With electronics getting cheaper and smaller, and with many customers willing to pay more money for more sophisticated machines, manufacturers are pushing the envelope of programmability.
From peristaltic pumps and computers that allow operators to program measurements to within 1/40 of an ounce, to microprocessors that check the position of blades 10,000 times per second, allowing for ultra-precise control and safety, automation is taking more and more of the guesswork out of blended drinks. All-in-one blending stations require little of the operator beyond adding the ingredients and pushing a button.
Like speed, automation allows operators to spend more time doing other things. As BlendTec's Galbraith puts it, "We want coffeehouse owners to spend their time taking orders, face-to-face, and not measuring out drinks . . . We want to take the measuring out of the equation in order to increase turnover and profit."

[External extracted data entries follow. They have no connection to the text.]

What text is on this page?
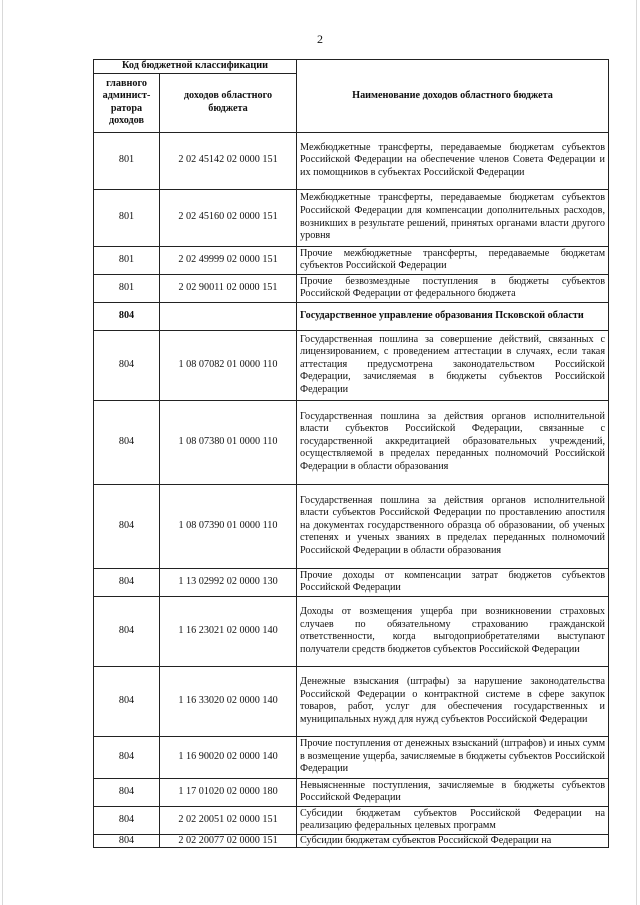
2
Код бюджетной классификации		Наименование доходов областного бюджета
главного админист-ратора доходов	доходов областного бюджета	
801	2 02 45142 02 0000 151	Межбюджетные трансферты, передаваемые бюджетам субъектов Российской Федерации на обеспечение членов Совета Федерации и их помощников в субъектах Российской Федерации
801	2 02 45160 02 0000 151	Межбюджетные трансферты, передаваемые бюджетам субъектов Российской Федерации для компенсации дополнительных расходов, возникших в результате решений, принятых органами власти другого уровня
801	2 02 49999 02 0000 151	Прочие межбюджетные трансферты, передаваемые бюджетам субъектов Российской Федерации
801	2 02 90011 02 0000 151	Прочие безвозмездные поступления в бюджеты субъектов Российской Федерации от федерального бюджета
804		Государственное управление образования Псковской области
804	1 08 07082 01 0000 110	Государственная пошлина за совершение действий, связанных с лицензированием, с проведением аттестации в случаях, если такая аттестация предусмотрена законодательством Российской Федерации, зачисляемая в бюджеты субъектов Российской Федерации
804	1 08 07380 01 0000 110	Государственная пошлина за действия органов исполнительной власти субъектов Российской Федерации, связанные с государственной аккредитацией образовательных учреждений, осуществляемой в пределах переданных полномочий Российской Федерации в области образования
804	1 08 07390 01 0000 110	Государственная пошлина за действия органов исполнительной власти субъектов Российской Федерации по проставлению апостиля на документах государственного образца об образовании, об ученых степенях и ученых званиях в пределах переданных полномочий Российской Федерации в области образования
804	1 13 02992 02 0000 130	Прочие доходы от компенсации затрат бюджетов субъектов Российской Федерации
804	1 16 23021 02 0000 140	Доходы от возмещения ущерба при возникновении страховых случаев по обязательному страхованию гражданской ответственности, когда выгодоприобретателями выступают получатели средств бюджетов субъектов Российской Федерации
804	1 16 33020 02 0000 140	Денежные взыскания (штрафы) за нарушение законодательства Российской Федерации о контрактной системе в сфере закупок товаров, работ, услуг для обеспечения государственных и муниципальных нужд для нужд субъектов Российской Федерации
804	1 16 90020 02 0000 140	Прочие поступления от денежных взысканий (штрафов) и иных сумм в возмещение ущерба, зачисляемые в бюджеты субъектов Российской Федерации
804	1 17 01020 02 0000 180	Невыясненные поступления, зачисляемые в бюджеты субъектов Российской Федерации
804	2 02 20051 02 0000 151	Субсидии бюджетам субъектов Российской Федерации на реализацию федеральных целевых программ
804	2 02 20077 02 0000 151	Субсидии бюджетам субъектов Российской Федерации на
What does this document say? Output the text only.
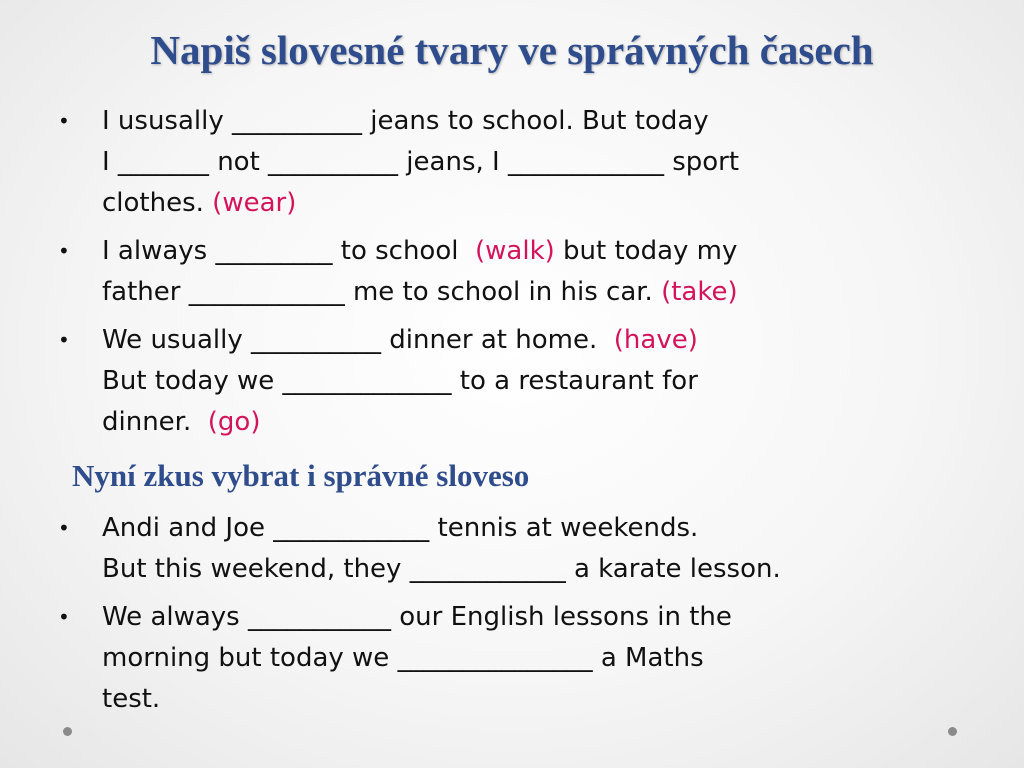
Napiš slovesné tvary ve správných časech
• I ususally __________ jeans to school. But today
I _______ not __________ jeans, I ____________ sport
clothes. (wear)
• I always _________ to school (walk) but today my
father ____________ me to school in his car. (take)
• We usually __________ dinner at home. (have)
But today we _____________ to a restaurant for
dinner. (go)
Nyní zkus vybrat i správné sloveso
• Andi and Joe ____________ tennis at weekends.
But this weekend, they ____________ a karate lesson.
• We always ___________ our English lessons in the
morning but today we _______________ a Maths
test.
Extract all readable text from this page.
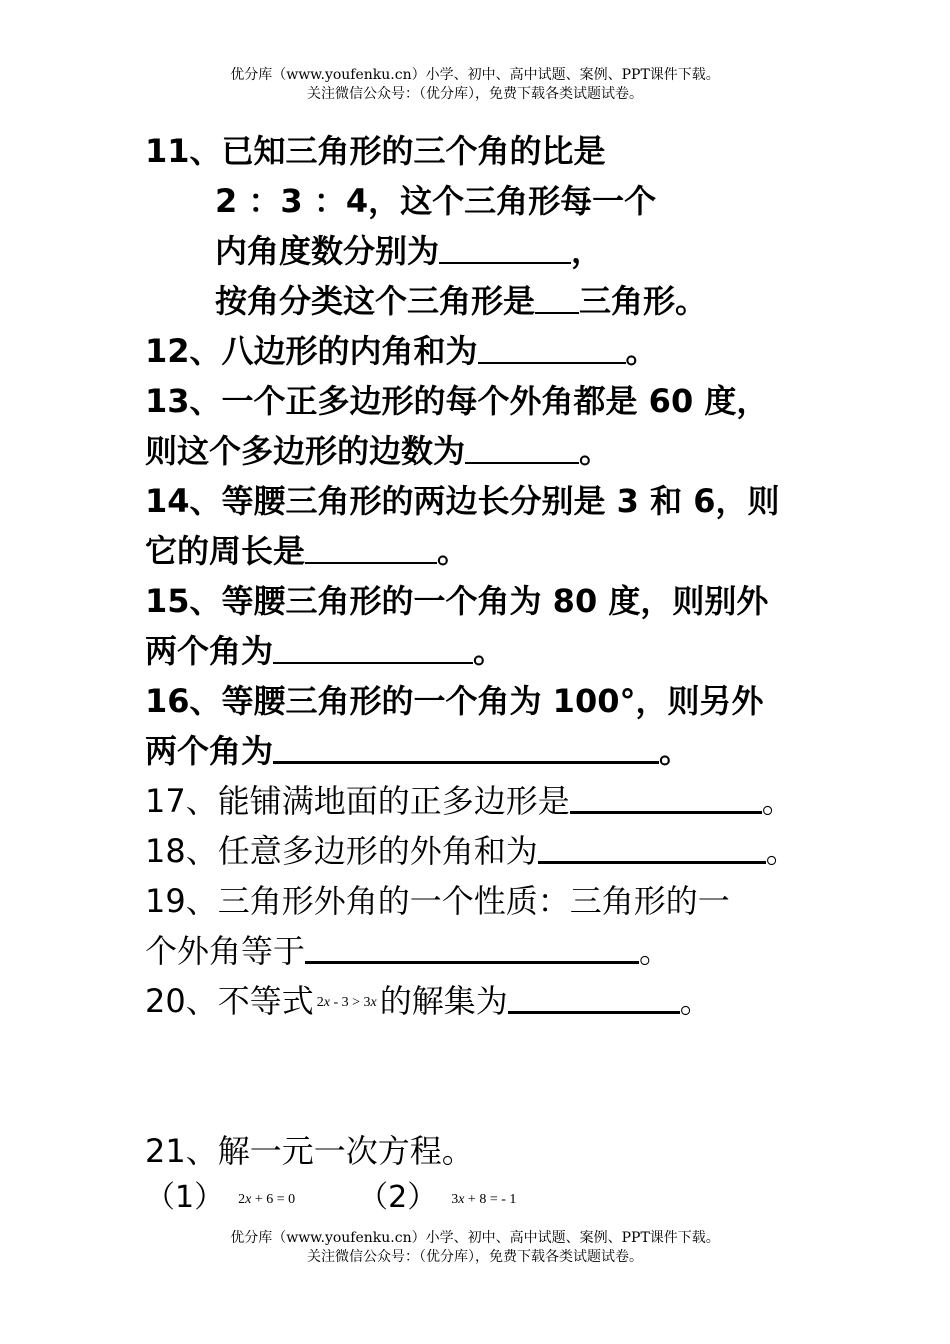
优分库（www.youfenku.cn）小学、初中、高中试题、案例、PPT课件下载。
关注微信公众号：（优分库），免费下载各类试题试卷。
11、已知三角形的三个角的比是
2 ：3 ：4，这个三角形每一个
内角度数分别为	，
按角分类这个三角形是 三角形。
12、八边形的内角和为	。
13、一个正多边形的每个外角都是 60 度，
则这个多边形的边数为	。
14、等腰三角形的两边长分别是 3 和 6，则
它的周长是	。
15、等腰三角形的一个角为 80 度，则别外
两个角为	。
16、等腰三角形的一个角为 100°，则另外
两个角为	。
17、能铺满地面的正多边形是	。
18、任意多边形的外角和为	。
19、三角形外角的一个性质：三角形的一
个外角等于	。
20、不等式 2x - 3 > 3x的解集为	。
21、解一元一次方程。
（1） 2x + 6 = 0 （2） 3x + 8 = - 1
优分库（www.youfenku.cn）小学、初中、高中试题、案例、PPT课件下载。
关注微信公众号：（优分库），免费下载各类试题试卷。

According to Jason Reed of Hamilton Beach Commercial, automatic shut-off at preset times "is becoming a necessary feature," since it allows the coffeehouse operator to multi-task while the blender is "doing its job."
The overriding goal of programmability is consistency, the Holy Grail of long-term retail success. "Coffeehouses benefit from the ability to generate drink after drink, quickly and consistently every time," says Waring's Mary Rodgers. The days of smart blenders that can "learn what you like," in the words of Katz, are at hand. New blades currently being tested, he says, could cut drink-prep times in half. The future holds touch-screen technology and programmability from computers and even e-mail. While these innovations will certainly benefit larger chains, who would be able to program menus into all their stores from a single keyboard, independent shops will also be affected, by rising consumer expectations.
Back at the rustic Fireside Coffee Lodge, the high-tech world of smart blenders seems at odds with the 1930s CCC-styled environment. I wonder, at what point does the desire for exact reproduction infringe upon the handcrafted spirit of specialty coffee? Will baristi embrace "smart" blenders that reduce their hallowed calling to the impress of a single digit?
Tori Lungren is aware of these issues. She has a big demand for blended drinks and smoothies, so she is considering upgrading her blenders. But many of the new models are too expensive. "I know what's out there, in terms of technology," she says. "But since it's such a big investment for a small coffeehouse, I'm more concerned with whether it will still meet my needs three years from now."
The door opens to admit another customer, and for an instant the rumble of cars and trucks intrudes on the tranquility of the coffeehouse.
"I'll probably bite the bullet and buy a covered blender," she muses. "But that's about as high-tech as I plan to get."